三重の夜イカ、束超えラッシュ
志摩のケンサキ 128 杯・
熊野のアカイカ 109 杯・国崎のスルメ 84 杯

8 月に入って、三重の夜の海が沸いている。賢島のむさし丸VIの 半夜イカメタル便は 8 月 2 日に10 名合計 800 杯超・トップ 123 杯、 礫浦の光栄丸は「31 連チャン」の爆釣で 1 人 80〜128 杯。 熊野灘ではアカイカが 72 → 82 → 109 杯と出るたびに数字を伸ばし、国崎のスルメイカも 84 杯。 ケンサキ・アカイカ・スルメ、どの夜イカを選んでも束(100 杯)が見える状態だ。

直近の夜イカ記録を並べる

日付 船宿(港・エリア) イカ 釣果 釣果報告から
8/3 光栄丸(礫浦・伊勢志摩) ケンサキイカ 80〜128 杯 「31 連チャン」の爆釣
8/3 むさし丸VI(賢島・伊勢志摩) ケンサキイカ 116〜125 杯 複数人が 100 杯超え
8/2 むさし丸VI(賢島・伊勢志摩) ケンサキイカ トップ 123 杯 10 名合計 800 杯超
8/1 むさし丸VI(賢島・伊勢志摩) ケンサキイカ 竿頭 98 杯 7 人合計 500 杯超の「フェスティバル」
7/30 えんゆう丸(遊木・東紀州) アカイカ 109 杯 「3 桁釣り」達成
7/29 えんゆう丸(遊木・東紀州) アカイカ 82 杯 順調に上昇中
7/26 えんゆう丸(遊木・東紀州) アカイカ 72 杯 熊野沖で絶好調
8/2 国盛丸(国崎・伊勢志摩) スルメイカ 70 杯 良型交じり
7/22 国盛丸(国崎・伊勢志摩) スルメイカ 40〜84 杯 1 時間早く沖上がりするほどの好調

※ 2026 年 7 月 22 日〜8 月 3 日の各船の釣果報告より。「アカイカ」はこの地方でのケンサキイカの呼び名(本記事では船の報告どおりに表記)。

「初心者全員が自己記録更新」の夜

数字の派手さ以上に注目したいのが、誰が釣ったかだ。 光栄丸の 7 月 26 日は「イカメタル初挑戦の客が中心」で 1 人 20〜30 杯、 30 日は「初心者ばかりの乗船だったが全員が自己記録を更新」、 8 月 2 日には初挑戦の女性が良型を次々キャッチしたと報告されている。 イカメタルは金属製の小さな疑似餌を上下に動かしてイカを誘う釣りで、コツはいるが力は要らない。 いまの志摩沖は、そのコツを覚える前に釣れてしまう密度でケンサキイカが湧いている。

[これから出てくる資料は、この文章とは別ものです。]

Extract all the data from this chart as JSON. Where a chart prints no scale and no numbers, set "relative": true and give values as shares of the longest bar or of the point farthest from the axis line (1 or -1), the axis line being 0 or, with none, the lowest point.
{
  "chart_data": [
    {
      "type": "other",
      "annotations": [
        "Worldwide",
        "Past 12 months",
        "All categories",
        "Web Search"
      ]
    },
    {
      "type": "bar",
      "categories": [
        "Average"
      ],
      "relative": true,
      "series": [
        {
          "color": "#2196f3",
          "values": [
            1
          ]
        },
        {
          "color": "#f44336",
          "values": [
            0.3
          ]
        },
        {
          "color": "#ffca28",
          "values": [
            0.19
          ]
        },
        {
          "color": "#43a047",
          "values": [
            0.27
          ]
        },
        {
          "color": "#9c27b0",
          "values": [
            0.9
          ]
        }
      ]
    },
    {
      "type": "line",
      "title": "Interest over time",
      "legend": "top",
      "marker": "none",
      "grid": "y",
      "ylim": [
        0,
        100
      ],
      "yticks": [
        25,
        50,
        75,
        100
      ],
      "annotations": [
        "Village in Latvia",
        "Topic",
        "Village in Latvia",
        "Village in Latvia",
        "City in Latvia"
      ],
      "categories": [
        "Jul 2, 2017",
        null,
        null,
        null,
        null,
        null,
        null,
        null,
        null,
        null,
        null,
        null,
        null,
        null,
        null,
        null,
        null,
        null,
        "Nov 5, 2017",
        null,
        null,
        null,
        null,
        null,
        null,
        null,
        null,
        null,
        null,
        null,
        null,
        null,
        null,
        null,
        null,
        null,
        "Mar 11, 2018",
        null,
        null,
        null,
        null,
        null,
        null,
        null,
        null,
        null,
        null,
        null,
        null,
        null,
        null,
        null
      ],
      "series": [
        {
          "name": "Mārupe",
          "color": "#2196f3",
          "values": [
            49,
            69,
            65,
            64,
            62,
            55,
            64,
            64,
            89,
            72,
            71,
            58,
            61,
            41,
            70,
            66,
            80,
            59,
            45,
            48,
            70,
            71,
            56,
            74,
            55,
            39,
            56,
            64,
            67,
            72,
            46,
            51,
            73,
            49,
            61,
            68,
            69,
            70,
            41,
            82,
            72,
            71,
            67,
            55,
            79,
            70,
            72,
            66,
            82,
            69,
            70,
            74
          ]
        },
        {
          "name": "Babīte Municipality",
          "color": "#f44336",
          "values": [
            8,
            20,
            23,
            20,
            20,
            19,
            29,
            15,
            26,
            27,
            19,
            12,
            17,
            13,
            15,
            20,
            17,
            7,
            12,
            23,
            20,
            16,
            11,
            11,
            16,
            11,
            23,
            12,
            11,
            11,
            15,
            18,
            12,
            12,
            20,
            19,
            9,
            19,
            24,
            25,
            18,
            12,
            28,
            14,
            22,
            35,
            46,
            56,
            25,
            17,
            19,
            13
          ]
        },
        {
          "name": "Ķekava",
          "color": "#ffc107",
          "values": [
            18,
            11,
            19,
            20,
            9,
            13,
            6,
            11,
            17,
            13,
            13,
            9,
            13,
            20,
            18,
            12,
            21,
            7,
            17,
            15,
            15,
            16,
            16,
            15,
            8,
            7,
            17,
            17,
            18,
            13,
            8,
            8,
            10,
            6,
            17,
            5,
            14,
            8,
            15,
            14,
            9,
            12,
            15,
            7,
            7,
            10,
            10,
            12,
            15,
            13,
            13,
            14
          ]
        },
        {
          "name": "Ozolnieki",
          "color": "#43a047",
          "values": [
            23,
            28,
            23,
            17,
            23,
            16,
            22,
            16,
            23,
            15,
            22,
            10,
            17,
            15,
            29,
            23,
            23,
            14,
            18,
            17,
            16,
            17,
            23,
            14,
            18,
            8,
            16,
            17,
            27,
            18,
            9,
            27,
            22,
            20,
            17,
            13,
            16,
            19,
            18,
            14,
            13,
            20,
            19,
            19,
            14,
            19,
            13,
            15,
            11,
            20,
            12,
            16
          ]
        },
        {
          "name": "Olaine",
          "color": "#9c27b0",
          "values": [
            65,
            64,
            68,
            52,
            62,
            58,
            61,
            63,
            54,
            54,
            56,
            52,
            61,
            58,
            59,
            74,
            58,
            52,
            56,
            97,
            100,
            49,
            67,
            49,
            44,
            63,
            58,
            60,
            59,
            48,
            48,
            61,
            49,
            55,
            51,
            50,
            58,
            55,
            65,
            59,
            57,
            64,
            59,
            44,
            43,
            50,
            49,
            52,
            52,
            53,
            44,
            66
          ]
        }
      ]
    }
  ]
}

東紀州・遊木のえんゆう丸のアカイカは 72 杯(7/26)→ 82 杯(7/29)→ 109 杯(7/30)と出船のたびに記録を更新する尻上がり。 国崎の国盛丸のスルメイカ便は 7 月 22 日に 「1 時間早く沖上がりするほど」釣れ、報告には「天日干しもよく乾く陽気」という一文もあった。 釣って良し、干して良しの夏イカらしい楽しみ方まで含めて絶好調と言える。

お盆はちょうど新月 ─ 夜イカの条件が揃う

夜のイカ釣りは、船の集魚灯に集まるプランクトンと小魚をイカが追ってくる仕組みで成り立っている。 そのため月明かりが強い満月回りは灯りの効果が薄れ、月のない新月回りがもっとも有利とされる。 今年のお盆(8 月 13〜16 日)はちょうど新月をまたぐ並びで、 先日のスルメイカのコラムでも触れたとおり、 夜イカの条件が年間でも指折りに揃う期間になる。

お盆(8/13〜16)に三重の夜イカに乗るなら
  • お盆は新月回り。月明かりがなく集魚灯が効く、夜イカのベスト条件
  • 数もサイズも狙うなら志摩沖のケンサキ(イカメタル)。初心者の束超え・自己記録更新の実績が続く
  • 半夜便(夕方出船〜夜帰港)が中心なので日中の炎天下を避けられる。夏の船釣りとしては体にやさしい
  • 釣ったイカは刺身・沖漬け・一夜干しと外れなし。クーラーと保冷剤はしっかりと
  • 新月×お盆は夜イカ便がいちばん混む組み合わせ。予約はできるだけ早く

直近は台風のうねりで出船を見合わせる日もあったが、イカの群れ自体は7月から途切れずに濃い。 海が落ち着いてくれさえすれば、新月回りのお盆は今シーズンの夜イカのハイライトになる可能性が高い。